Now we'll set up our Langchain agent. This is a straightforward agent that makes a call to our specified model and formats the response as JSON.
model = "gpt-4o"
llm = ChatOpenAI(model=model).bind_functions(
functions=[registry[dataset_name].schema],
function_call=registry[dataset_name].schema.schema()["title"],
)
output_parser = JsonOutputFunctionsParser()
extraction_chain = registry[dataset_name].instructions | llm | output_parser
Next, we need to define a Task for our experiment to use.
def task(input) -> str:
return extraction_chain.invoke(input)
experiment = run_experiment(dataset, task)
Finally, we need to define our evaluation function.
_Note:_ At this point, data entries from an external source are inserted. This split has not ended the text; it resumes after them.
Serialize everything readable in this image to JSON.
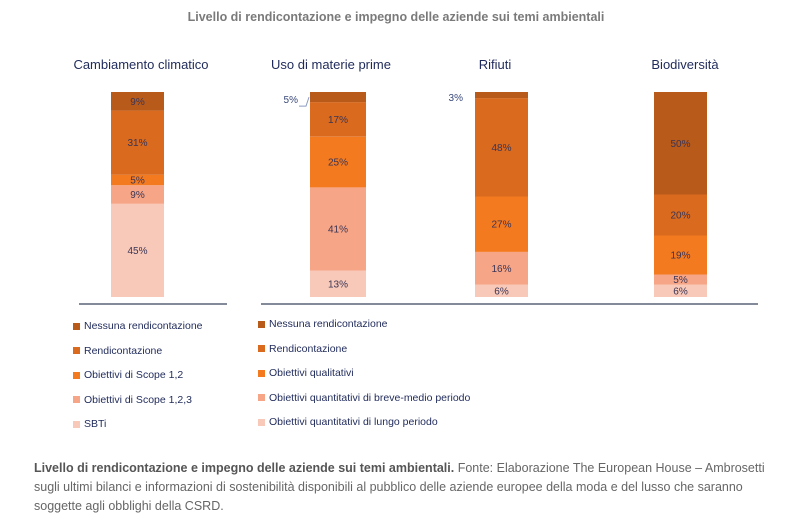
{
  "chart_data": {
    "type": "bar",
    "stacked": true,
    "title": "Livello di rendicontazione e impegno delle aziende sui temi ambientali",
    "ylim": [
      0,
      100
    ],
    "categories": [
      "Cambiamento climatico",
      "Uso di materie prime",
      "Rifiuti",
      "Biodiversità"
    ],
    "colors": [
      "#b85a1a",
      "#d96a1e",
      "#f47a20",
      "#f6a587",
      "#f8c9b9"
    ],
    "bars": [
      {
        "category": "Cambiamento climatico",
        "segments": [
          {
            "series": "Nessuna rendicontazione",
            "value": 9,
            "label": "9%"
          },
          {
            "series": "Rendicontazione",
            "value": 31,
            "label": "31%"
          },
          {
            "series": "Obiettivi di Scope 1,2",
            "value": 5,
            "label": "5%"
          },
          {
            "series": "Obiettivi di Scope 1,2,3",
            "value": 9,
            "label": "9%"
          },
          {
            "series": "SBTi",
            "value": 45,
            "label": "45%"
          }
        ]
      },
      {
        "category": "Uso di materie prime",
        "segments": [
          {
            "series": "Nessuna rendicontazione",
            "value": 5,
            "label": "5%",
            "outside": true
          },
          {
            "series": "Rendicontazione",
            "value": 17,
            "label": "17%"
          },
          {
            "series": "Obiettivi qualitativi",
            "value": 25,
            "label": "25%"
          },
          {
            "series": "Obiettivi quantitativi di breve-medio periodo",
            "value": 41,
            "label": "41%"
          },
          {
            "series": "Obiettivi quantitativi di lungo periodo",
            "value": 13,
            "label": "13%"
          }
        ]
      },
      {
        "category": "Rifiuti",
        "segments": [
          {
            "series": "Nessuna rendicontazione",
            "value": 3,
            "label": "3%",
            "outside": true
          },
          {
            "series": "Rendicontazione",
            "value": 48,
            "label": "48%"
          },
          {
            "series": "Obiettivi qualitativi",
            "value": 27,
            "label": "27%"
          },
          {
            "series": "Obiettivi quantitativi di breve-medio periodo",
            "value": 16,
            "label": "16%"
          },
          {
            "series": "Obiettivi quantitativi di lungo periodo",
            "value": 6,
            "label": "6%"
          }
        ]
      },
      {
        "category": "Biodiversità",
        "segments": [
          {
            "series": "Nessuna rendicontazione",
            "value": 50,
            "label": "50%"
          },
          {
            "series": "Rendicontazione",
            "value": 20,
            "label": "20%"
          },
          {
            "series": "Obiettivi qualitativi",
            "value": 19,
            "label": "19%"
          },
          {
            "series": "Obiettivi quantitativi di breve-medio periodo",
            "value": 5,
            "label": "5%"
          },
          {
            "series": "Obiettivi quantitativi di lungo periodo",
            "value": 6,
            "label": "6%"
          }
        ]
      }
    ],
    "legends": [
      {
        "name": "legend-climate",
        "items": [
          "Nessuna rendicontazione",
          "Rendicontazione",
          "Obiettivi di Scope 1,2",
          "Obiettivi di Scope 1,2,3",
          "SBTi"
        ]
      },
      {
        "name": "legend-other",
        "items": [
          "Nessuna rendicontazione",
          "Rendicontazione",
          "Obiettivi qualitativi",
          "Obiettivi quantitativi di breve-medio periodo",
          "Obiettivi quantitativi di lungo periodo"
        ]
      }
    ]
  },
  "caption": {
    "bold": "Livello di rendicontazione e impegno delle aziende sui temi ambientali.",
    "text": " Fonte: Elaborazione The European House – Ambrosetti sugli ultimi bilanci e informazioni di sostenibilità disponibili al pubblico delle aziende europee della moda e del lusso che saranno soggette agli obblighi della CSRD."
  }
}
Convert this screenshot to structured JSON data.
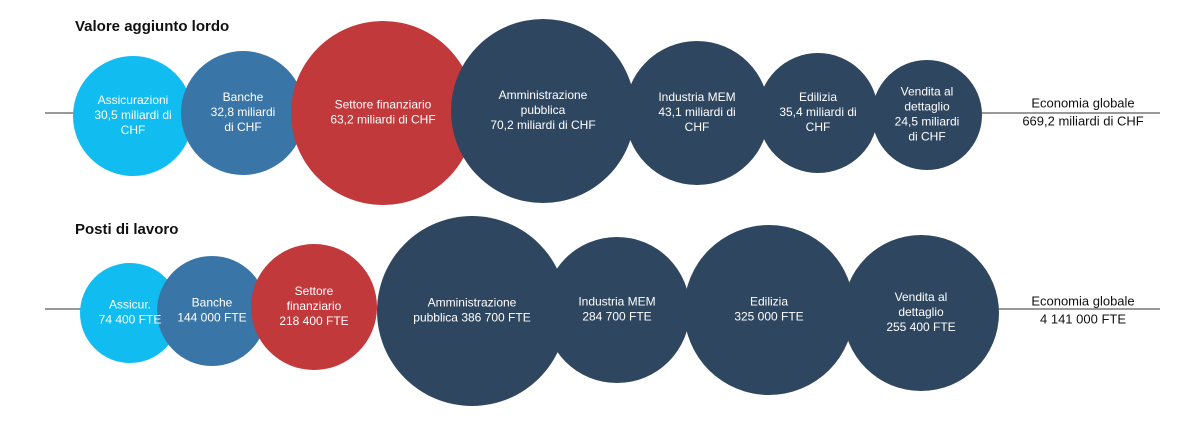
{
  "sections": [
    {
      "title": "Valore aggiunto lordo",
      "nodes": [
        {
          "lines": [
            "Assicurazioni",
            "30,5 miliardi di",
            "CHF"
          ]
        },
        {
          "lines": [
            "Banche",
            "32,8 miliardi",
            "di CHF"
          ]
        },
        {
          "lines": [
            "Settore finanziario",
            "63,2 miliardi di CHF"
          ]
        },
        {
          "lines": [
            "Amministrazione",
            "pubblica",
            "70,2 miliardi di CHF"
          ]
        },
        {
          "lines": [
            "Industria MEM",
            "43,1 miliardi di",
            "CHF"
          ]
        },
        {
          "lines": [
            "Edilizia",
            "35,4 miliardi di",
            "CHF"
          ]
        },
        {
          "lines": [
            "Vendita al",
            "dettaglio",
            "24,5 miliardi",
            "di CHF"
          ]
        }
      ],
      "total": {
        "label": "Economia globale",
        "value": "669,2 miliardi di CHF"
      }
    },
    {
      "title": "Posti di lavoro",
      "nodes": [
        {
          "lines": [
            "Assicur.",
            "74 400 FTE"
          ]
        },
        {
          "lines": [
            "Banche",
            "144 000 FTE"
          ]
        },
        {
          "lines": [
            "Settore",
            "finanziario",
            "218 400 FTE"
          ]
        },
        {
          "lines": [
            "Amministrazione",
            "pubblica 386 700 FTE"
          ]
        },
        {
          "lines": [
            "Industria MEM",
            "284 700 FTE"
          ]
        },
        {
          "lines": [
            "Edilizia",
            "325 000 FTE"
          ]
        },
        {
          "lines": [
            "Vendita al",
            "dettaglio",
            "255 400 FTE"
          ]
        }
      ],
      "total": {
        "label": "Economia globale",
        "value": "4 141 000 FTE"
      }
    }
  ]
}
Here we'll use a Jaro-Winkler similarity function that generates a score for how similar the output and expected text are. Jaro-Winkler similarity is technique for measuring edit distance between two strings.
def jarowinkler_similarity(output, expected) -> float:
return jarowinkler.jarowinkler_similarity(
json.dumps(output, sort_keys=True),
json.dumps(expected, sort_keys=True),
)
evaluate_experiment(experiment, jarowinkler_similarity)
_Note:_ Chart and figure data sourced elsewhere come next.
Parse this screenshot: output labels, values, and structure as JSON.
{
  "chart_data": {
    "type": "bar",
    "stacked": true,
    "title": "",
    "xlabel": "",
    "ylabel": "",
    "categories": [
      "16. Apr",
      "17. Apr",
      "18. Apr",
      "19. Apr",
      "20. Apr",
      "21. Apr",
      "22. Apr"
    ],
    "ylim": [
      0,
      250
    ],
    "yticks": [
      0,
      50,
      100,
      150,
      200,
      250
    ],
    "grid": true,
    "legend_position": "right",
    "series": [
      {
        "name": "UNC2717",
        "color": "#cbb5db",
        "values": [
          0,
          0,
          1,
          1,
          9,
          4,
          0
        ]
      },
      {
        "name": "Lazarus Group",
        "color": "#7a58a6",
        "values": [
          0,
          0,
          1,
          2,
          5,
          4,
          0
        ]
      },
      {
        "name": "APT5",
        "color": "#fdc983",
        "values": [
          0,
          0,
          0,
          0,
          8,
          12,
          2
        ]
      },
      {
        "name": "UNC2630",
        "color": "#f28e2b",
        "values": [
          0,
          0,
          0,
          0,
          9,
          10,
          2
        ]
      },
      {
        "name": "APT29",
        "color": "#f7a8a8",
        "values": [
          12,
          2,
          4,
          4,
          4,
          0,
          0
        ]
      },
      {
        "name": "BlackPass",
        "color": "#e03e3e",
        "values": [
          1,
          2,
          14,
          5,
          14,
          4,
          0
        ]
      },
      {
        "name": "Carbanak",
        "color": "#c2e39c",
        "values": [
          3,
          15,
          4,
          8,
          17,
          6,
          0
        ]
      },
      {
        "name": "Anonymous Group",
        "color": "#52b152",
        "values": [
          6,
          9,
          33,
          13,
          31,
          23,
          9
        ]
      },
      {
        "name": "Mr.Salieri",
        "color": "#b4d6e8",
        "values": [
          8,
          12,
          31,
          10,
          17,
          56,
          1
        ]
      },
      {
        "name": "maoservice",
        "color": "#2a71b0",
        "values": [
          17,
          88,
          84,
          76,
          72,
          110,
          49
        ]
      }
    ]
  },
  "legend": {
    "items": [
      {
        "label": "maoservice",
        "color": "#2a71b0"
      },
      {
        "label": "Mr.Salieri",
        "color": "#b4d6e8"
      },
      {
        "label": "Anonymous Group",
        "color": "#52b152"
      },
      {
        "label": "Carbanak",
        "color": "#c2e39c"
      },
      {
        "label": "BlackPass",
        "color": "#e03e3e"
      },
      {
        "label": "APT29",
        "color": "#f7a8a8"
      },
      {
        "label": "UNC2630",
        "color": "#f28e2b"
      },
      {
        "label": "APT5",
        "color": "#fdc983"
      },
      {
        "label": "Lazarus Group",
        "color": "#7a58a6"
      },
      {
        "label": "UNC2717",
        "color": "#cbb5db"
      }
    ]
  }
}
Now we have scores on how well GPT-4o does at extracting email facts. This is helpful, but doesn't mean much on its own. Let's compare it against another model.
To compare results with another model, we simply need to redefine our task. Our dataset and evaluator can stay the same.
model = "gpt-3.5-turbo"
llm = ChatOpenAI(model=model).bind_functions(
functions=[registry[dataset_name].schema],
function_call=registry[dataset_name].schema.schema()["title"],
)
extraction_chain = registry[dataset_name].instructions | llm | output_parser
def task(input) -> str:
return extraction_chain.invoke(input)
experiment = run_experiment(dataset, task)
evaluate_experiment(experiment, jarowinkler_similarity)
Now if you check your Phoenix experiment, you can compare Jaro-Winkler scores on a per query basis, and view aggregate model performance results. The experiment comparison screenshot below shows results from GPT-4o on the left and GPT-3.5-turbo on the far right. The higher the jarowinkler_similarity score, the closer the outputted value is to the actual value.
You should see that GPT-4o outperforms its older cousin.
From here you could try out different models or iterate on your prompt, then run the same experiment with a modified Task to compare results.